Due to the high-quality requirements set by the Navy for equipment to be supplied, special arrangements had to be made for the production facilities and measuring equipment. The VESTA system was a great success to the Royal Netherlands Navy. Over the years, all helicopters were equipped with a VESTA transponder. At all Dutch frigates, a VESTA receiver belonged to the standard equipment. In the meantime, the German Navy became also interested in the VESTA system. The VESTA systems for the German Navy were originally made by TNO in The Hague and delivered via the company Hollandse Signaalapparaten to the Germans for integration into their F122 frigates. On 3 June 1979, Hollandse Signaalapparaten received exclusive rights to the VESTA system.
In 1984, TNO developed a VESTA simulator for training at the Royal Navy Operational School. In 1985, a start was made to apply VESTA mutually between the Lynx helicopters. In 2012, the Lynx helicopters were taken out of service and replaced by the NH90. As a result, VESTA was abolished by the Dutch Navy after having served for 42 years.
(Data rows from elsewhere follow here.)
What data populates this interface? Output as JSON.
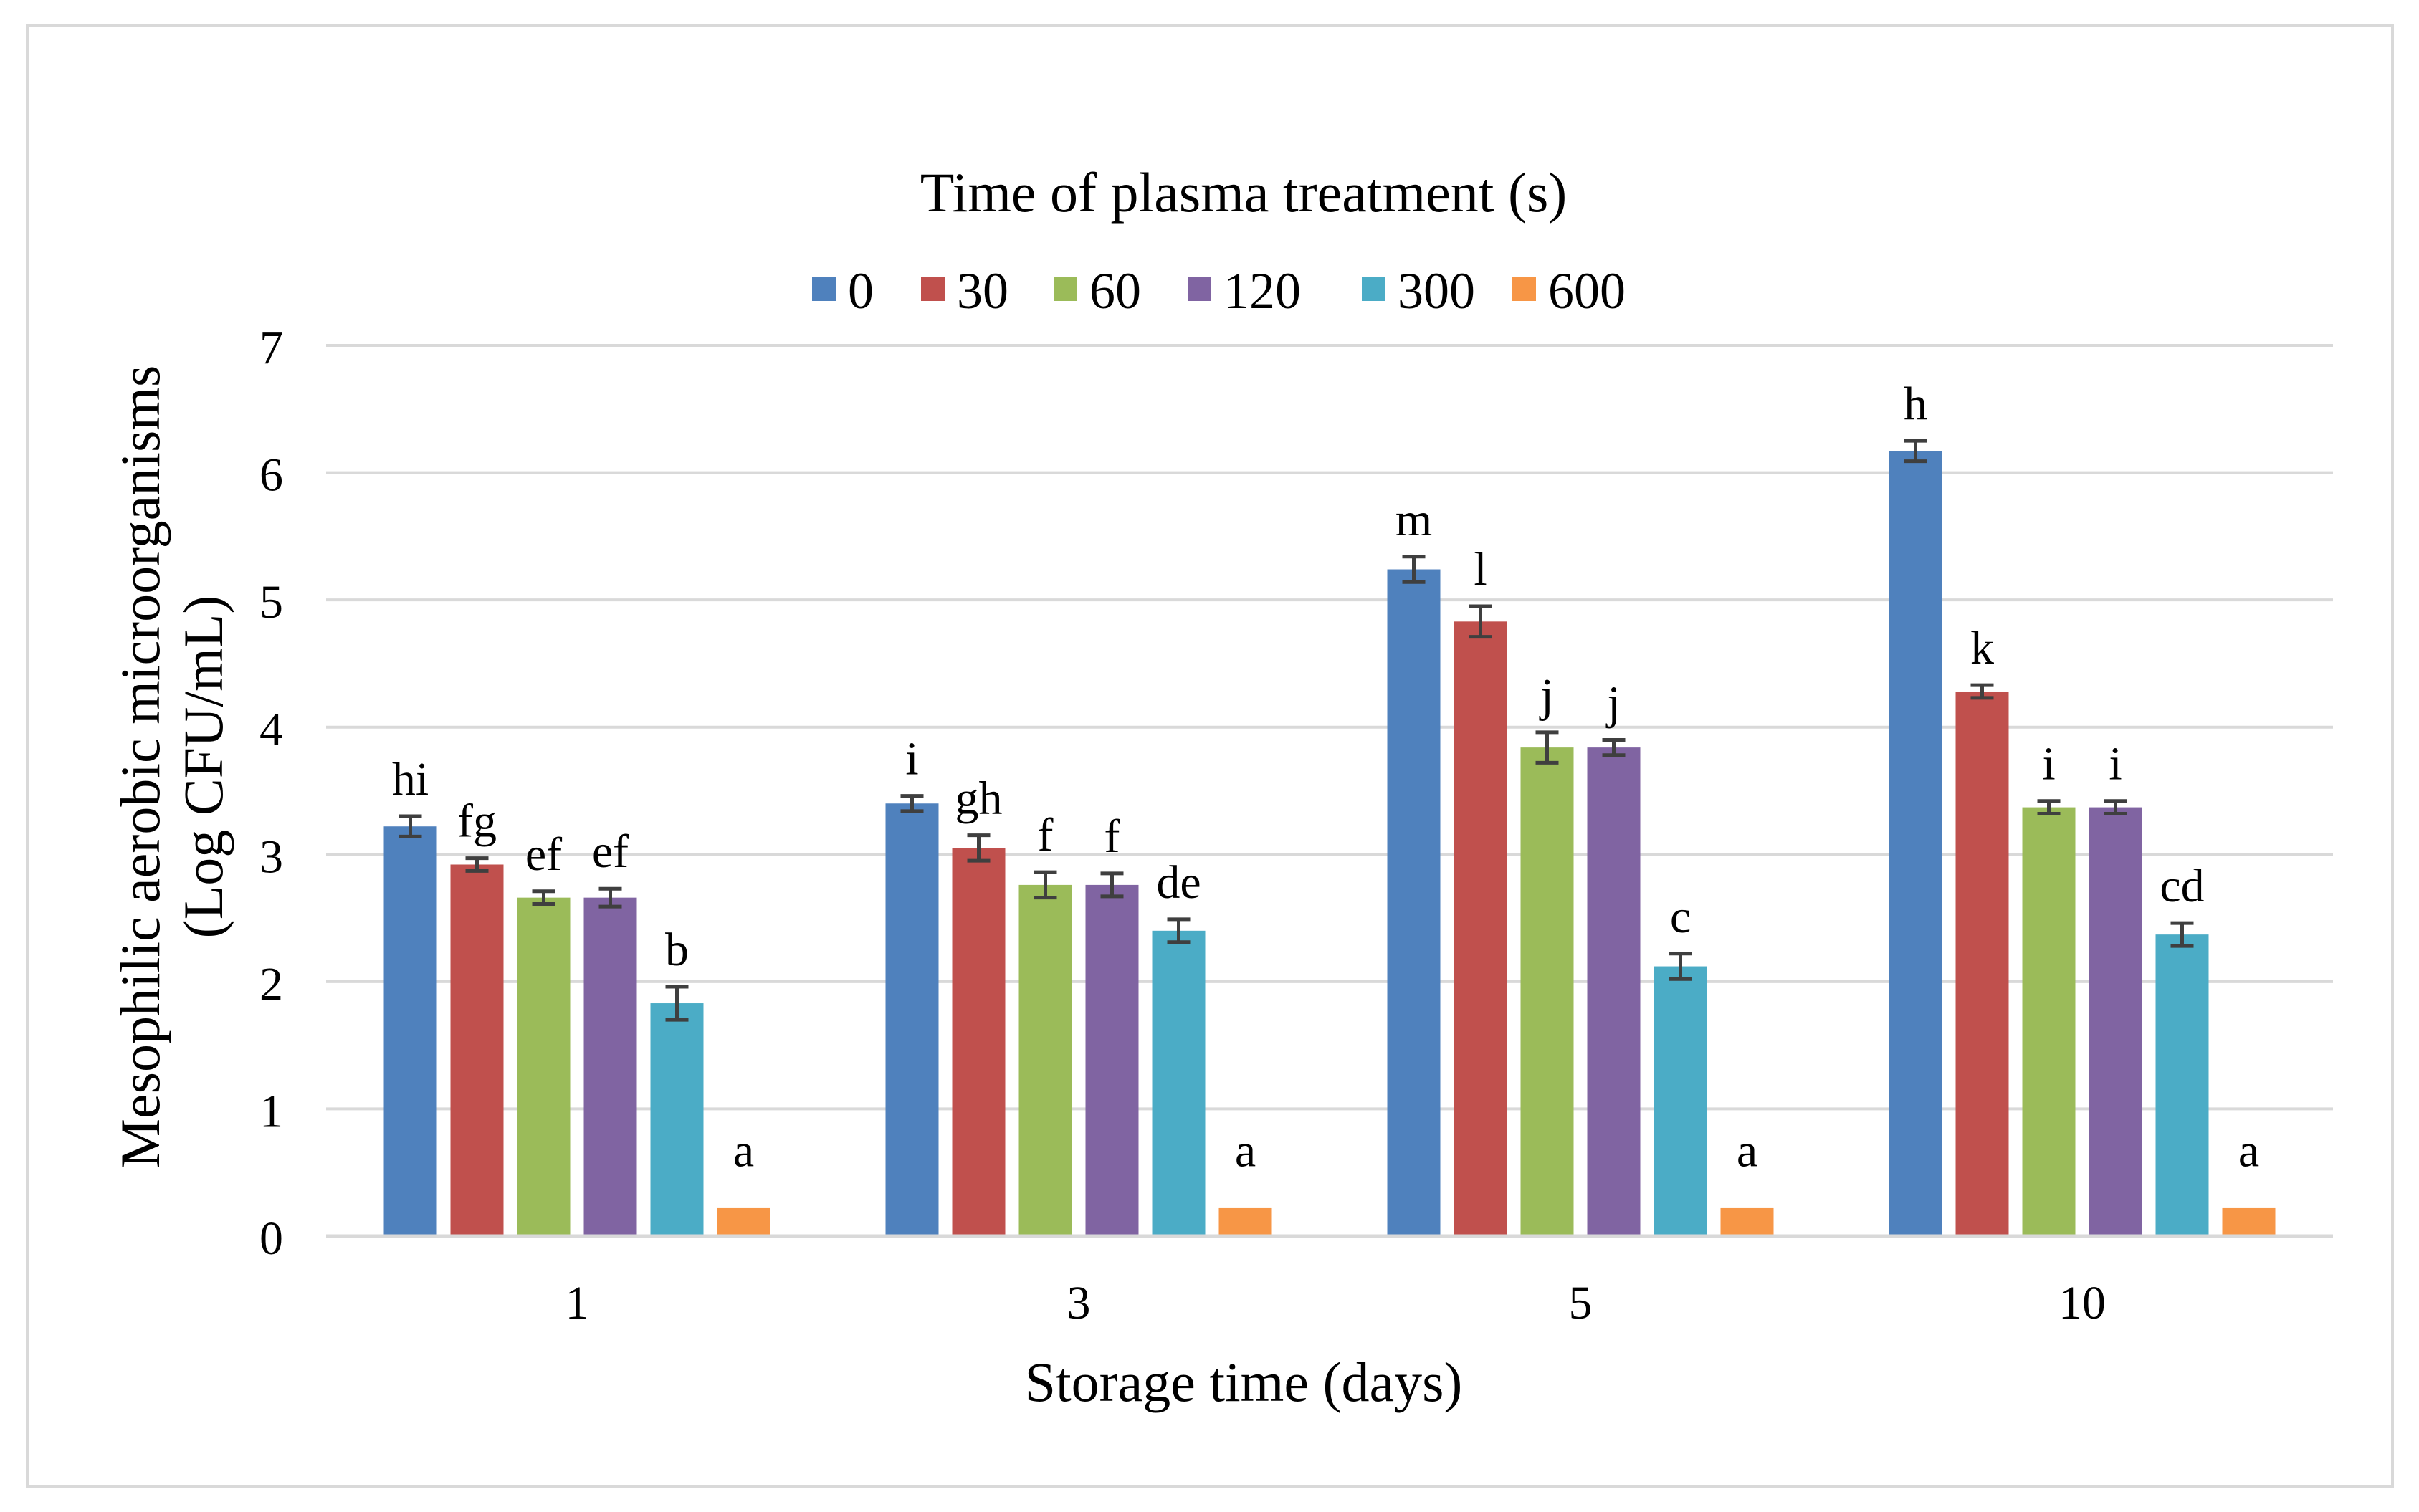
{
  "chart_data": {
    "type": "bar",
    "title": "",
    "legend_title": "Time of plasma treatment (s)",
    "legend_position": "top-center",
    "xlabel": "Storage time (days)",
    "ylabel_line1": "Mesophilic aerobic microorganisms",
    "ylabel_line2": "(Log CFU/mL)",
    "ylim": [
      0,
      7
    ],
    "yticks": [
      "0",
      "1",
      "2",
      "3",
      "4",
      "5",
      "6",
      "7"
    ],
    "categories": [
      "1",
      "3",
      "5",
      "10"
    ],
    "grid": true,
    "series": [
      {
        "name": "0",
        "color": "#4F81BD",
        "values": [
          3.22,
          3.4,
          5.24,
          6.17
        ],
        "errors": [
          0.08,
          0.06,
          0.1,
          0.08
        ],
        "letters": [
          "hi",
          "i",
          "m",
          "h"
        ]
      },
      {
        "name": "30",
        "color": "#C0504D",
        "values": [
          2.92,
          3.05,
          4.83,
          4.28
        ],
        "errors": [
          0.05,
          0.1,
          0.12,
          0.05
        ],
        "letters": [
          "fg",
          "gh",
          "l",
          "k"
        ]
      },
      {
        "name": "60",
        "color": "#9BBB59",
        "values": [
          2.66,
          2.76,
          3.84,
          3.37
        ],
        "errors": [
          0.05,
          0.1,
          0.12,
          0.05
        ],
        "letters": [
          "ef",
          "f",
          "j",
          "i"
        ]
      },
      {
        "name": "120",
        "color": "#8064A2",
        "values": [
          2.66,
          2.76,
          3.84,
          3.37
        ],
        "errors": [
          0.07,
          0.09,
          0.06,
          0.05
        ],
        "letters": [
          "ef",
          "f",
          "j",
          "i"
        ]
      },
      {
        "name": "300",
        "color": "#4BACC6",
        "values": [
          1.83,
          2.4,
          2.12,
          2.37
        ],
        "errors": [
          0.13,
          0.09,
          0.1,
          0.09
        ],
        "letters": [
          "b",
          "de",
          "c",
          "cd"
        ]
      },
      {
        "name": "600",
        "color": "#F79646",
        "values": [
          0.22,
          0.22,
          0.22,
          0.22
        ],
        "errors": [
          0,
          0,
          0,
          0
        ],
        "letters": [
          "a",
          "a",
          "a",
          "a"
        ]
      }
    ]
  }
}
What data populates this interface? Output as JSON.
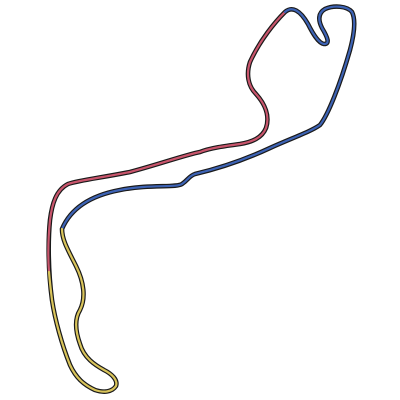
{
  "track": {
    "outline_color": "#1a1a1a",
    "sectors": [
      {
        "id": "sector-1",
        "color": "#c9556c"
      },
      {
        "id": "sector-2",
        "color": "#3d63b5"
      },
      {
        "id": "sector-3",
        "color": "#d9c45a"
      }
    ]
  }
}
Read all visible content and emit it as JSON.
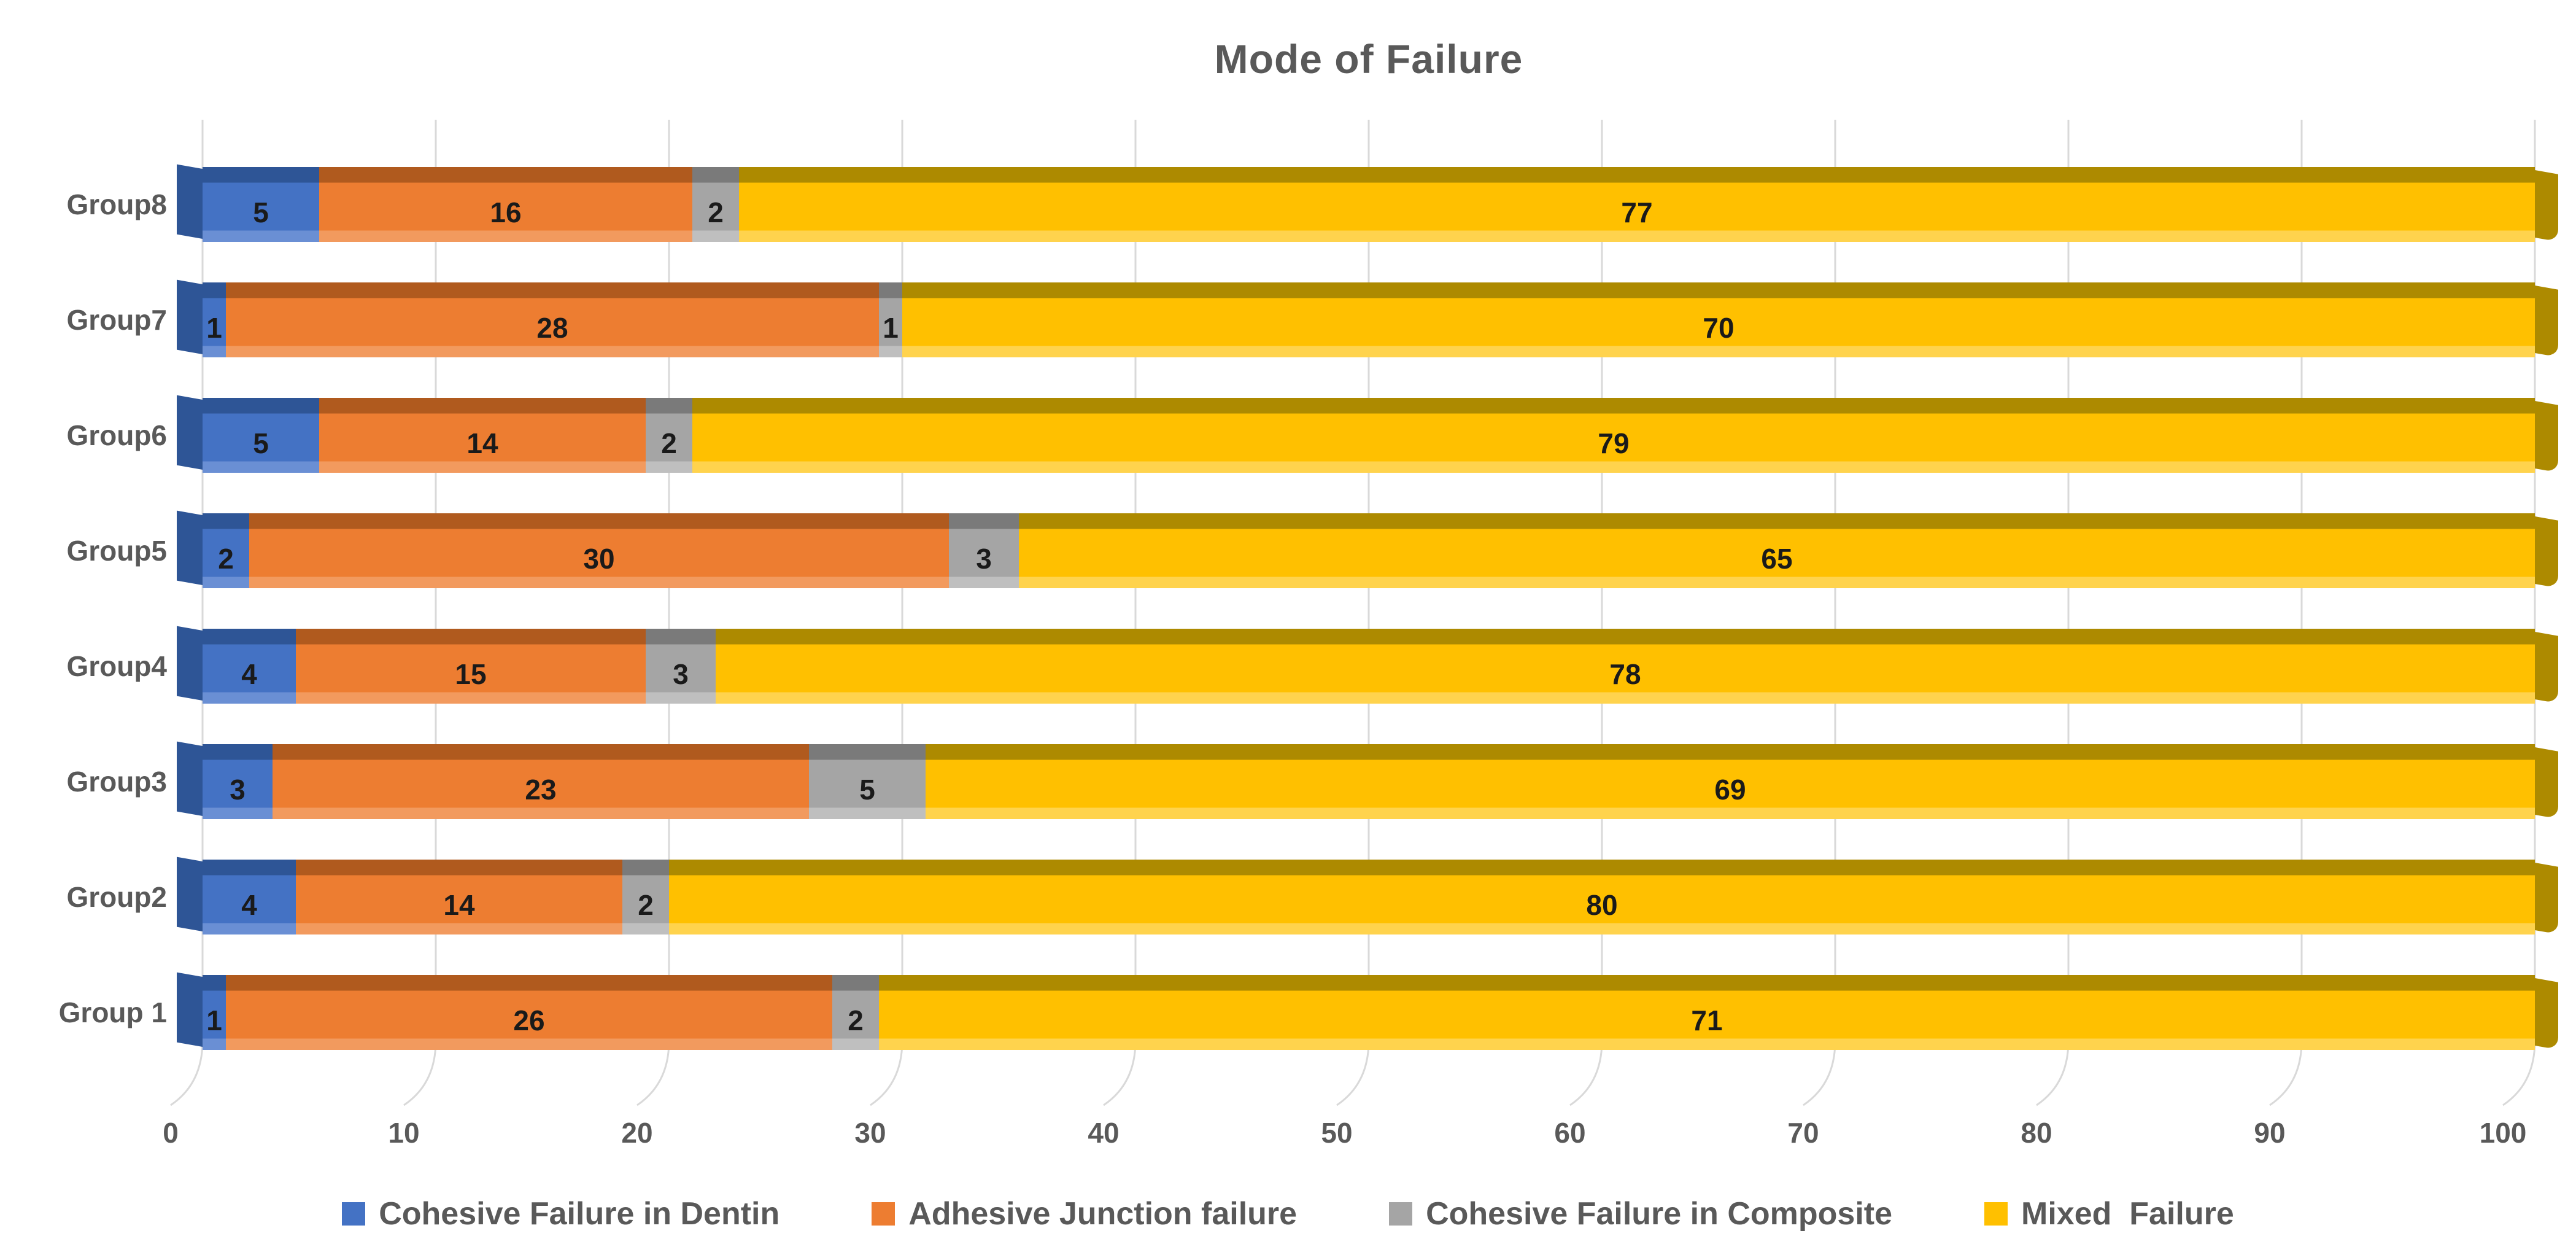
{
  "title": "Mode of Failure",
  "chart_data": {
    "type": "bar",
    "orientation": "horizontal-stacked",
    "title": "Mode of Failure",
    "categories": [
      "Group8",
      "Group7",
      "Group6",
      "Group5",
      "Group4",
      "Group3",
      "Group2",
      "Group 1"
    ],
    "series": [
      {
        "name": "Cohesive Failure in Dentin",
        "color": "#4472C4",
        "color_dark": "#2E5596",
        "color_light": "#6A8FD4",
        "values": [
          5,
          1,
          5,
          2,
          4,
          3,
          4,
          1
        ]
      },
      {
        "name": "Adhesive Junction failure",
        "color": "#ED7D31",
        "color_dark": "#B05A1E",
        "color_light": "#F29A5E",
        "values": [
          16,
          28,
          14,
          30,
          15,
          23,
          14,
          26
        ]
      },
      {
        "name": "Cohesive Failure in Composite",
        "color": "#A5A5A5",
        "color_dark": "#7A7A7A",
        "color_light": "#BFBFBF",
        "values": [
          2,
          1,
          2,
          3,
          3,
          5,
          2,
          2
        ]
      },
      {
        "name": "Mixed  Failure",
        "color": "#FFC000",
        "color_dark": "#AD8A00",
        "color_light": "#FFD34D",
        "values": [
          77,
          70,
          79,
          65,
          78,
          69,
          80,
          71
        ]
      }
    ],
    "x_ticks": [
      0,
      10,
      20,
      30,
      40,
      50,
      60,
      70,
      80,
      90,
      100
    ],
    "xlim": [
      0,
      100
    ],
    "grid": true,
    "legend_position": "bottom",
    "data_labels_shown": true
  },
  "colors": {
    "title_text": "#595959",
    "axis_text": "#595959",
    "gridline": "#D9D9D9",
    "data_label": "#1a1a1a",
    "background": "#FFFFFF"
  }
}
For certain, Hollandse Signaalapparaten delivered VESTA systems to dozens of navies around the world at least until 2012.
Drone Information and Presentation System (DIPSY)
For artillery exercises and in the evaluation of weapon systems, the Royal Netherlands Army already used unmanned target planes, called drones, as early as the 1990s. Remote-controlled drones normally do not stay within sight distance. To check the position of the drone, one has to use radars or other systems. The visibility of a drone at a radar is poor. For that reason, it was necessary to fit the drone with a transponder. One solution for the Army was to use the VESTA transponder developed for the Royal Netherlands Navy. The transponder clarified the position of the drone. However, to improve control over the drone it was then necessary to send other telemetry signals to a ground station in addition to the VESTA information, for the drone operator to receive all the information that enables him/her to accurately control the drone. The Drone Information and Presentation System (DIPSY) developed in 1995 integrated the information for the operator: one display gives flight information such as altitude, heading, speed, pitch, roll, rpm of the motor, etc. The other display provides numerical information such as time, weather conditions, etc.
The first operational trials with DIPSY-2 were successfully carried out mid-1997. That version used a differential GPS-receiver on-board of the drone for determining its location. On May 29, 1998, the last ordered DIPSY-2 systems were officially delivered to the Royal Netherlands Army and the Navy. The range of a drone fitted with DIPSY was about 40 kilometres.
The use of the DIPSY-2 system increased the safety of the Anti-Aircraft Artillery Schietkamp (LuaSk) Botgat while the noise nuisance was reduced. The operators could operate more accurate and were able to realise flight patterns further away from buildings.
The Navy drones were equipped with a TNO developed Frequency-modulated continuous-wave radar (FMCW) radar which allowed the drone to fly lower above the sea. That allowed the simulation of an incoming guided missile for practice exercises with the onboard defensive weapon systems.
The DIPSY-2 systems for the Army contained a software-controlled Auto Hold function that automatically kept the drone at a set altitude. That replaced an electromechanical system. As a result, considerable weight savings (some 50%) could be achieved and the range of the drone increased.